Persiapan yang dibutuhkan para da'i baik berupa fisik ataupun mental, keduanya harus dipenuhi dengan cukup matang. Penting sekali bagi para da'i untuk menyiapkan tsaqofah (pemikiran) dan gagasan-gagasan lain yang dibutuhkan, karena pola pikir yang jernih mampu mempengaruhi tindakan dan perasaan kita. Maka, berpikir cemerlang, konseptual dan sistematis adalah kebutuhan mendasar bagi seorang da'i. Sebagaimana Allah SWT berfirman:
"Serulah (manusia) kepada jalan tuhan-Mu dengan hikmah dan pelajaran yang baik dan bantahlah mereka dengan cara yang baik. Sesungguhnya tuhan-Mu dialah yang lebih mengetahui tentang siapa yang tersesat dari jalan-Nya dan dialah yang lebih mengetahui orang-orang yang mendapat petunjuk." (QS. An Nahl: 125)
Banyak yang mengira bahwa hikmah yang dimaksud adalah bijaksana, biasanya orang bijak selalu memberikan kebahagiaan orang lain, khawatir melukai perasaan dan enggan tegas jika merasa yang disampaikan bukan kabar gembira. Padahal Allah SWT selalu meyiratkan dalam banyak ayat bahwa firman-Nya yang dibawa oleh rasul berupa kabar gembira dan peringatan, keduanya harus disampaikan.

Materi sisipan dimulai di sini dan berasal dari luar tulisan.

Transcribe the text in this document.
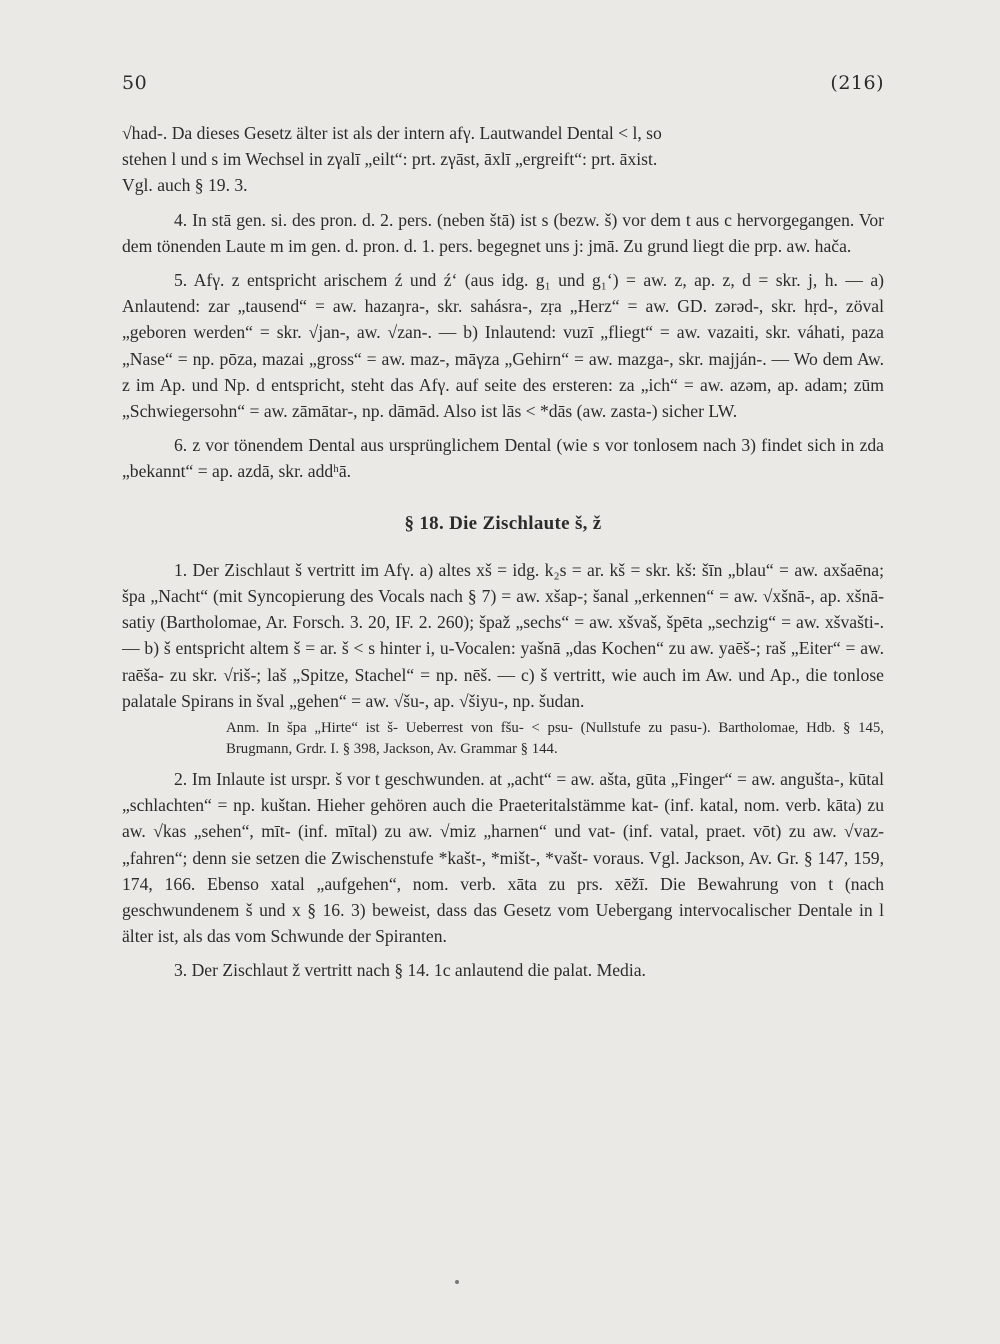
50	(216)

√had-. Da dieses Gesetz älter ist als der intern afγ. Lautwandel Dental < l, so

stehen l und s im Wechsel in zγalī „eilt“: prt. zγāst, āxlī „ergreift“: prt. āxist.

Vgl. auch § 19. 3.

4. In stā gen. si. des pron. d. 2. pers. (neben štā) ist s (bezw. š) vor dem t aus c hervorgegangen. Vor dem tönenden Laute m im gen. d. pron. d. 1. pers. begegnet uns j: jmā. Zu grund liegt die prp. aw. hača.

5. Afγ. z entspricht arischem ź und ź‘ (aus idg. g₁ und g₁‘) = aw. z, ap. z, d = skr. j, h. — a) Anlautend: zar „tausend“ = aw. hazaŋra-, skr. sahásra-, zṛa „Herz“ = aw. GD. zərəd-, skr. hṛd-, zöval „geboren werden“ = skr. √jan-, aw. √zan-. — b) Inlautend: vuzī „fliegt“ = aw. vazaiti, skr. váhati, paza „Nase“ = np. pōza, mazai „gross“ = aw. maz-, māγza „Gehirn“ = aw. mazga-, skr. majján-. — Wo dem Aw. z im Ap. und Np. d entspricht, steht das Afγ. auf seite des ersteren: za „ich“ = aw. azəm, ap. adam; zūm „Schwiegersohn“ = aw. zāmātar-, np. dāmād. Also ist lās < *dās (aw. zasta-) sicher LW.

6. z vor tönendem Dental aus ursprünglichem Dental (wie s vor tonlosem nach 3) findet sich in zda „bekannt“ = ap. azdā, skr. addʰā.

§ 18. Die Zischlaute š, ž

1. Der Zischlaut š vertritt im Afγ. a) altes xš = idg. k₂s = ar. kš = skr. kš: šīn „blau“ = aw. axšaēna; špa „Nacht“ (mit Syncopierung des Vocals nach § 7) = aw. xšap-; šanal „erkennen“ = aw. √xšnā-, ap. xšnā-satiy (Bartholomae, Ar. Forsch. 3. 20, IF. 2. 260); špaž „sechs“ = aw. xšvaš, špēta „sechzig“ = aw. xšvašti-. — b) š entspricht altem š = ar. š < s hinter i, u-Vocalen: yašnā „das Kochen“ zu aw. yaēš-; raš „Eiter“ = aw. raēša- zu skr. √riš-; laš „Spitze, Stachel“ = np. nēš. — c) š vertritt, wie auch im Aw. und Ap., die tonlose palatale Spirans in šval „gehen“ = aw. √šu-, ap. √šiyu-, np. šudan.

Anm. In špa „Hirte“ ist š- Ueberrest von fšu- < psu- (Nullstufe zu pasu-). Bartholomae, Hdb. § 145, Brugmann, Grdr. I. § 398, Jackson, Av. Grammar § 144.

2. Im Inlaute ist urspr. š vor t geschwunden. at „acht“ = aw. ašta, gūta „Finger“ = aw. angušta-, kūtal „schlachten“ = np. kuštan. Hieher gehören auch die Praeteritalstämme kat- (inf. katal, nom. verb. kāta) zu aw. √kas „sehen“, mīt- (inf. mītal) zu aw. √miz „harnen“ und vat- (inf. vatal, praet. vōt) zu aw. √vaz- „fahren“; denn sie setzen die Zwischenstufe *kašt-, *mišt-, *vašt- voraus. Vgl. Jackson, Av. Gr. § 147, 159, 174, 166. Ebenso xatal „aufgehen“, nom. verb. xāta zu prs. xēžī. Die Bewahrung von t (nach geschwundenem š und x § 16. 3) beweist, dass das Gesetz vom Uebergang intervocalischer Dentale in l älter ist, als das vom Schwunde der Spiranten.

3. Der Zischlaut ž vertritt nach § 14. 1c anlautend die palat. Media.
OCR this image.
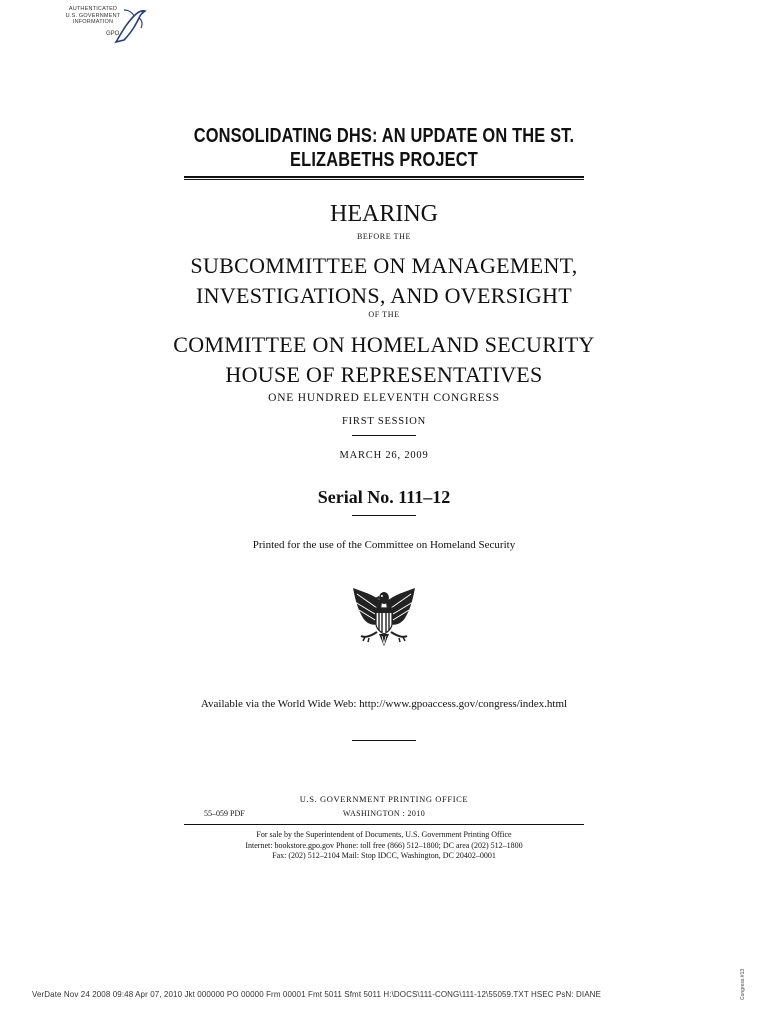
AUTHENTICATED
U.S. GOVERNMENT
INFORMATION
GPO
CONSOLIDATING DHS: AN UPDATE ON THE ST.
ELIZABETHS PROJECT
HEARING
BEFORE THE
SUBCOMMITTEE ON MANAGEMENT,
INVESTIGATIONS, AND OVERSIGHT
OF THE
COMMITTEE ON HOMELAND SECURITY
HOUSE OF REPRESENTATIVES
ONE HUNDRED ELEVENTH CONGRESS
FIRST SESSION
MARCH 26, 2009
Serial No. 111–12
Printed for the use of the Committee on Homeland Security
Available via the World Wide Web: http://www.gpoaccess.gov/congress/index.html
U.S. GOVERNMENT PRINTING OFFICE
55–059 PDF	WASHINGTON : 2010
For sale by the Superintendent of Documents, U.S. Government Printing Office
Internet: bookstore.gpo.gov Phone: toll free (866) 512–1800; DC area (202) 512–1800
Fax: (202) 512–2104 Mail: Stop IDCC, Washington, DC 20402–0001
VerDate Nov 24 2008 09:48 Apr 07, 2010 Jkt 000000 PO 00000 Frm 00001 Fmt 5011 Sfmt 5011 H:\DOCS\111-CONG\111-12\55059.TXT HSEC PsN: DIANE	Congress.#13
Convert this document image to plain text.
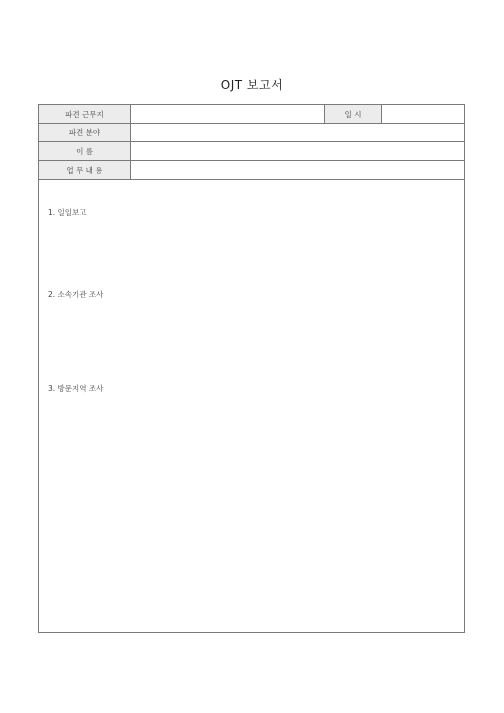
OJT 보고서
파견 근무지	일 시
파견 분야
이 름
업 무 내 용
1. 일일보고
2. 소속기관 조사
3. 방문지역 조사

"(Mereka Kami utus) selaku rasul-rasul pembawa berita gembira dan pemberi peringatan agar supaya tidak ada alasan bagi manusia membantah Allah sesudah diutusnya rasul-rasul itu. Dan adalah Allah Maha Perkasa lagi Maha Bijaksana." (QS. An Nisa: 165)
Dalam kamus Lisanul Arab dikatakan, al Hakim ialah mereka yang memiliki al Hikmah, sedangkan al Hikmah ialah menyatakan sebaik-baik sesuatu yang dapat ditempuh dengan ilmu yang tinggi martabatnya. Pendapat Imam Malik dan Ibnu Zubair bahwa hikmah adalah pengetahuan tentang agama dan cara menakwilannya, serta pemahaman yang merupakan karakter dan cahaya yang diberikan Allah kepada seseorang. Sedangkan Malik bin Anas pernah mengatakan bahwa al Hikmah adalah pengetahuan tentang agama Allah, memahami dan mengikutinya. Demikian banyak penjelasan ulama tentang hikmah, intinya pemikiran/ide/gagasan yang dimiliki tentang wawasan dakwah yang ia emban, tidak lain islam itu sendiri.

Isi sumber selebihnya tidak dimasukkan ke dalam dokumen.